The (1-2*alpha₁ CI) is 0.7660 ... 1.0574 if I don't make a mistake. Thus 'not BE' if we use the common acceptance range 0.8 ... 1.25.
We know the stage 1 size is higher than the necessary sample size for a one-stage design with alpha=0.05 (n=20 for this alpha, CV=0.2 and true ratio 0.95).

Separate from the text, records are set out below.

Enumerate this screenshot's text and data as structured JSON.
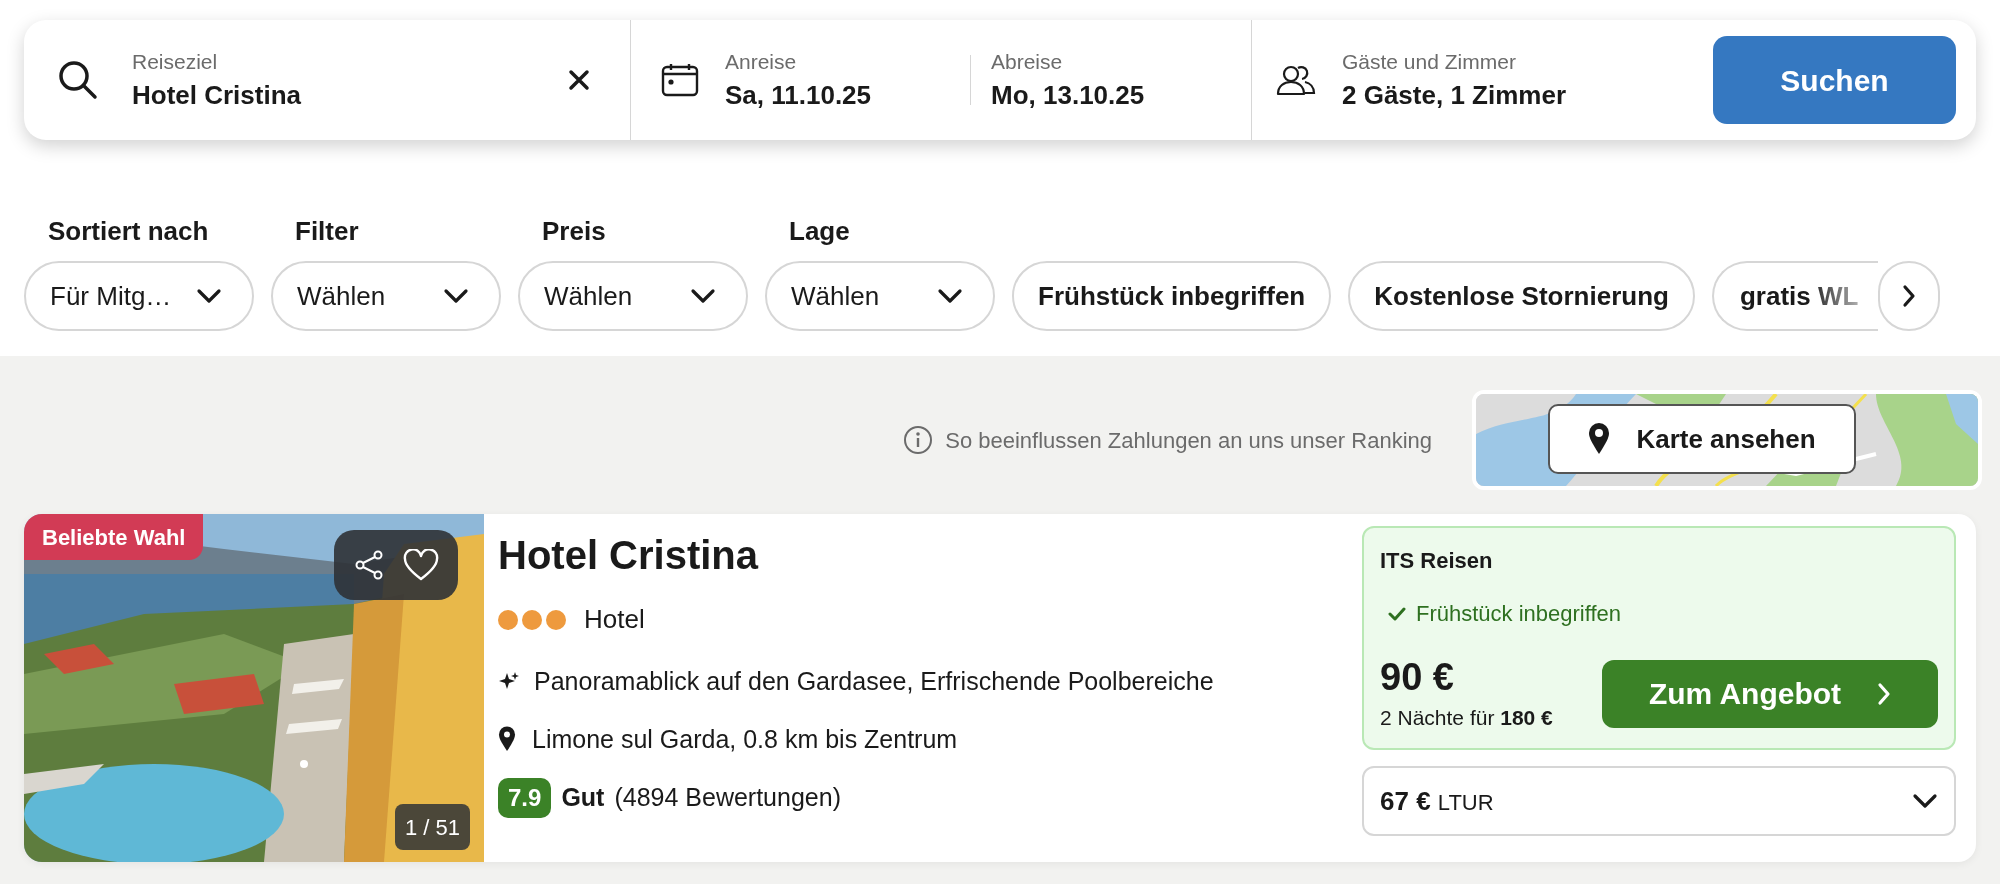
{
  "search": {
    "destination": {
      "label": "Reiseziel",
      "value": "Hotel Cristina"
    },
    "checkin": {
      "label": "Anreise",
      "value": "Sa, 11.10.25"
    },
    "checkout": {
      "label": "Abreise",
      "value": "Mo, 13.10.25"
    },
    "guests": {
      "label": "Gäste und Zimmer",
      "value": "2 Gäste, 1 Zimmer"
    },
    "button": "Suchen"
  },
  "filters": [
    {
      "label": "Sortiert nach",
      "value": "Für Mitg…"
    },
    {
      "label": "Filter",
      "value": "Wählen"
    },
    {
      "label": "Preis",
      "value": "Wählen"
    },
    {
      "label": "Lage",
      "value": "Wählen"
    }
  ],
  "chips": [
    "Frühstück inbegriffen",
    "Kostenlose Stornierung",
    "gratis WL"
  ],
  "ranking_note": "So beeinflussen Zahlungen an uns unser Ranking",
  "map_button": "Karte ansehen",
  "hotel": {
    "badge": "Beliebte Wahl",
    "photo_counter": "1 / 51",
    "name": "Hotel Cristina",
    "stars": 3,
    "type": "Hotel",
    "highlights": "Panoramablick auf den Gardasee, Erfrischende Poolbereiche",
    "location": "Limone sul Garda, 0.8 km bis Zentrum",
    "score": "7.9",
    "verdict": "Gut",
    "reviews": "(4894 Bewertungen)",
    "offer": {
      "provider": "ITS Reisen",
      "perk": "Frühstück inbegriffen",
      "price": "90 €",
      "total": "2 Nächte für **180 €**",
      "button": "Zum Angebot"
    },
    "other_offer": {
      "price": "67 €",
      "provider": "LTUR"
    }
  }
}
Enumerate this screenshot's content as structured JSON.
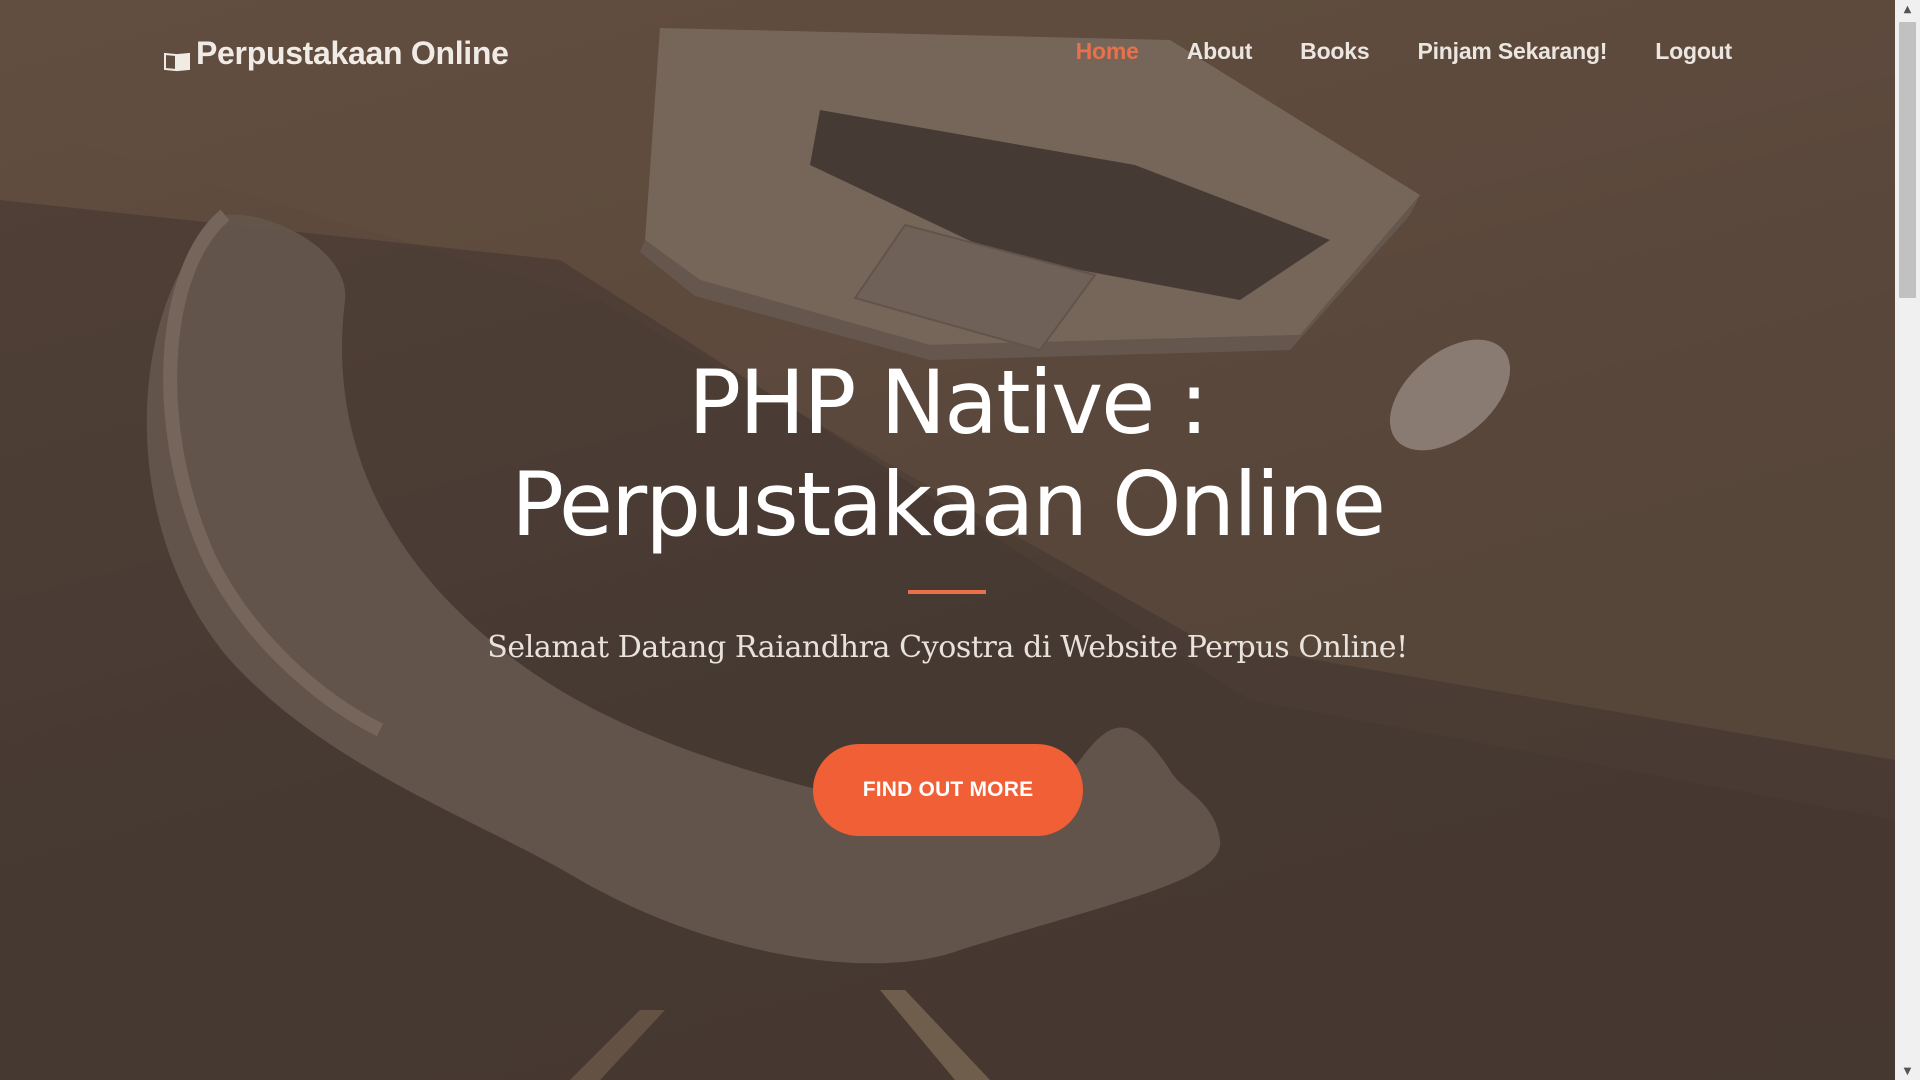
{
  "navbar": {
    "brand": "Perpustakaan Online",
    "links": [
      {
        "label": "Home",
        "active": true
      },
      {
        "label": "About",
        "active": false
      },
      {
        "label": "Books",
        "active": false
      },
      {
        "label": "Pinjam Sekarang!",
        "active": false
      },
      {
        "label": "Logout",
        "active": false
      }
    ]
  },
  "hero": {
    "title_line1": "PHP Native :",
    "title_line2": "Perpustakaan Online",
    "subtitle": "Selamat Datang Raiandhra Cyostra di Website Perpus Online!",
    "cta_label": "FIND OUT MORE"
  },
  "colors": {
    "accent": "#e8704b",
    "button": "#f05f35",
    "text": "#ffffff"
  },
  "icons": {
    "brand": "book-open-icon",
    "scroll_up": "arrow-up-icon",
    "scroll_down": "arrow-down-icon"
  }
}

Using the famous R-package PowerTOST we obtain:
power.TOST(alpha=0.005, CV=0.2, theta0=0.95, n=24) -> 0.5489
power.TOST(alpha=0.048, CV=0.2, theta0=0.95, n=24) -> 0.8919

sampleN.TOST(alpha=0.005,CV=0.2,theta0=0.95) -> 36
sampleN.TOST(alpha=0.048,CV=0.2,theta0=0.95) -> 20

In my schemes (using alpha₂ for power check and/or sample size adaptation) you have to stop with stage 1. because the study is powered enough for the end alpha.
The choice to stay with the first BE evaluation with alpha1 will produce 'Not BE'. But for that alpha the power is <80%.
If you choose 'Evaluate BE with alpha2=0.048' the CI is 0.8148 ... 0.9941, i.e. 'BE shown' (except in Denmark ).

If you use alpha₁ in all steps except stage 2 BE evaluation you end in an study with n=36, highly overpowered.

If you use alpha1 only in the power check step you have to re-calculate the sample size because power < 80%, but come out with n_est=20 using alpha₂=0.048 although you have already 24 subjects in the study. This is contradictory.

To get rid of all these curiosities I had arrived at the decision schemes mentioned in the posts above.